Comme dans l’arrêt Derguini, la Cour de cassation devait donc répondre à la question suivante : un enfant peut-il commettre une faute au sens du droit de la responsabilité civile ? Peut-on commettre une faute si l’on  est pas capable de discerner les conséquences de ses actes ?
Cette question étant une question de principe, l’affaire a été renvoyée devant l’Assemblée Plénière.

L’arrêt Lemaire : la consécration de la faute objective

A la question de savoir si un enfant non doté de discernement peut commettre une faute, l’Assemblée Plénière, dans son arrêt Lemaire, répond par l’affirmative.
Elle relève que selon l’arrêt de la Cour d’appel de Douai, Dominique “aurait dû, avant de visser l’ampoule, couper le courant en actionnant le disjoncteur”.
De plus, selon l’Assemblée Plénière, la Cour d’appel n’avait pas à vérifier si Dominique était capable de discerner les conséquences de son acte.
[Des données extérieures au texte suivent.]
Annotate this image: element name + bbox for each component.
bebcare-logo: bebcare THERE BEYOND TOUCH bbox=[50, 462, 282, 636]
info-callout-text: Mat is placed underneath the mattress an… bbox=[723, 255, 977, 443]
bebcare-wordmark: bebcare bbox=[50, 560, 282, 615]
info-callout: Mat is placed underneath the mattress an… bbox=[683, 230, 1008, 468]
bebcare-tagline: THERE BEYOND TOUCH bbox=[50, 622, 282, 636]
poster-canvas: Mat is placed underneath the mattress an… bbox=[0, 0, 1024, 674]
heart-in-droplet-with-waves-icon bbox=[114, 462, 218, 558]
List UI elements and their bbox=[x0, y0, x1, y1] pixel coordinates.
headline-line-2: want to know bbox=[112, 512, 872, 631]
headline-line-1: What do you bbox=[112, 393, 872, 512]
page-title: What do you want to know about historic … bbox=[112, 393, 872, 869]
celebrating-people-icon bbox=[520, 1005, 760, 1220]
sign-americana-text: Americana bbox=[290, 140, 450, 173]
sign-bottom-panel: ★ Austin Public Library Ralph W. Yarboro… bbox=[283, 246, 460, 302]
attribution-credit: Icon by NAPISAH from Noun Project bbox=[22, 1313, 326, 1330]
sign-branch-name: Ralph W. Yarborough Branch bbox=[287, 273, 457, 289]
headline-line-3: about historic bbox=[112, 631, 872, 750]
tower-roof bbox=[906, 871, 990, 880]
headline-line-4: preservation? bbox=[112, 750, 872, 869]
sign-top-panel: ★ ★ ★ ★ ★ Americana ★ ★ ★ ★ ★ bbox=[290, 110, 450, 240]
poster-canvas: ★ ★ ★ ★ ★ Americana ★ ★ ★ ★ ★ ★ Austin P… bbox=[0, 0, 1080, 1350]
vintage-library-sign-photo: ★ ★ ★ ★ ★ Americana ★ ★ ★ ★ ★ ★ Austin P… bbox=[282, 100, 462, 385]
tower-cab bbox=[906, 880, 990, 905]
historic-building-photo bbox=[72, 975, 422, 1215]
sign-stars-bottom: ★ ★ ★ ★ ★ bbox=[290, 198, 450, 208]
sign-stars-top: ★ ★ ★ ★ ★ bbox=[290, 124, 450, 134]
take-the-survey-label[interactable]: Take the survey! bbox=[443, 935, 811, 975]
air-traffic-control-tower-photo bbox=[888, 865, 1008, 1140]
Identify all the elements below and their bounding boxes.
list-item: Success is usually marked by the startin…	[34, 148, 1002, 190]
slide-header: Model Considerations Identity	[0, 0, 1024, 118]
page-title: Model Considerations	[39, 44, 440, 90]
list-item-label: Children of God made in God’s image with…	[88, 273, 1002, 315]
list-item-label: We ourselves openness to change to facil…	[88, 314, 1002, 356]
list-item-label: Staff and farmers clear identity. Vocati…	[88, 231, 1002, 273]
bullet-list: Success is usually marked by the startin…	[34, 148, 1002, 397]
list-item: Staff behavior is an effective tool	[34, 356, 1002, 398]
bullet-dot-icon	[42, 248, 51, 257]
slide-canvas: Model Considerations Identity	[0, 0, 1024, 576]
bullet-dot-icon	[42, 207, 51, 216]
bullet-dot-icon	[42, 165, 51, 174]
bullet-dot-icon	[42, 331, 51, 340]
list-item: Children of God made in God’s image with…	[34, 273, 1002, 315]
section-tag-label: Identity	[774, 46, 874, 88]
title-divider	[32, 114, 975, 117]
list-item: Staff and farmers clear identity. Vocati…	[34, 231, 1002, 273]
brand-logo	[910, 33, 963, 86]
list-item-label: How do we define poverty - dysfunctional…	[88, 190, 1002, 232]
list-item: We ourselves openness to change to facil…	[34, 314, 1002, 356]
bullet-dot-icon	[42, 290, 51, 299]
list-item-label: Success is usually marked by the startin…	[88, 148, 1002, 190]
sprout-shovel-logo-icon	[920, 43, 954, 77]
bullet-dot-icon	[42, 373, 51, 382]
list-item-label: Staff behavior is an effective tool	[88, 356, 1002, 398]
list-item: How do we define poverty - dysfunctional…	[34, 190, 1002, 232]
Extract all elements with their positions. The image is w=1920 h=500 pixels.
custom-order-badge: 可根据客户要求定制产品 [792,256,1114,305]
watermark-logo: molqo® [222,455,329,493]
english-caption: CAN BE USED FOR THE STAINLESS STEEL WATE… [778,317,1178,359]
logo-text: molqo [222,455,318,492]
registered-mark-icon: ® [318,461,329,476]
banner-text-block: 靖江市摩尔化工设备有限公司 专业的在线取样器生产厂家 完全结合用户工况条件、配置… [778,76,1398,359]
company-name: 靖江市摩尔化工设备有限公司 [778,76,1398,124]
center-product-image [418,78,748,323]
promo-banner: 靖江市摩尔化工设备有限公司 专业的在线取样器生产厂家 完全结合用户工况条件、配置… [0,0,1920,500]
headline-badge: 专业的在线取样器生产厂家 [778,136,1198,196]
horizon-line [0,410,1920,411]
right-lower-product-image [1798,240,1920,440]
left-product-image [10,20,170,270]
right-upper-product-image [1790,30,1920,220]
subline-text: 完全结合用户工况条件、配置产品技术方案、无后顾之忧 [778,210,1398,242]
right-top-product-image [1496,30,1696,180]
Elle a donc valablement pu estimer, sur le fondement de l’ancien article 1382 du Code civil (aujourd’hui article 1240 du Code civil), que Dominique avait commis une faute qui avait participé (avec celle de Jacky) à la réalisation du dommage.
L’arrêt Lemaire confirme donc le partage de responsabilité entre Jacky et Dominique, et la réduction du droit à réparation des parents de Dominique.
Il ressort de cet arrêt (et de l’arrêt Derguini) qu’on peut commettre une faute alors même qu’on n’est pas doté de discernement, alors même que l’on ne peut pas mesurer la portée de ses actes. Le discernement n’est  donc plus une condition de la faute en droit de la responsabilité civile. C’est la consécration de la faute objective ; il suffit d’un comportement humain illicite (qui peut être un acte positif ou une abstention) pour caractériser la faute.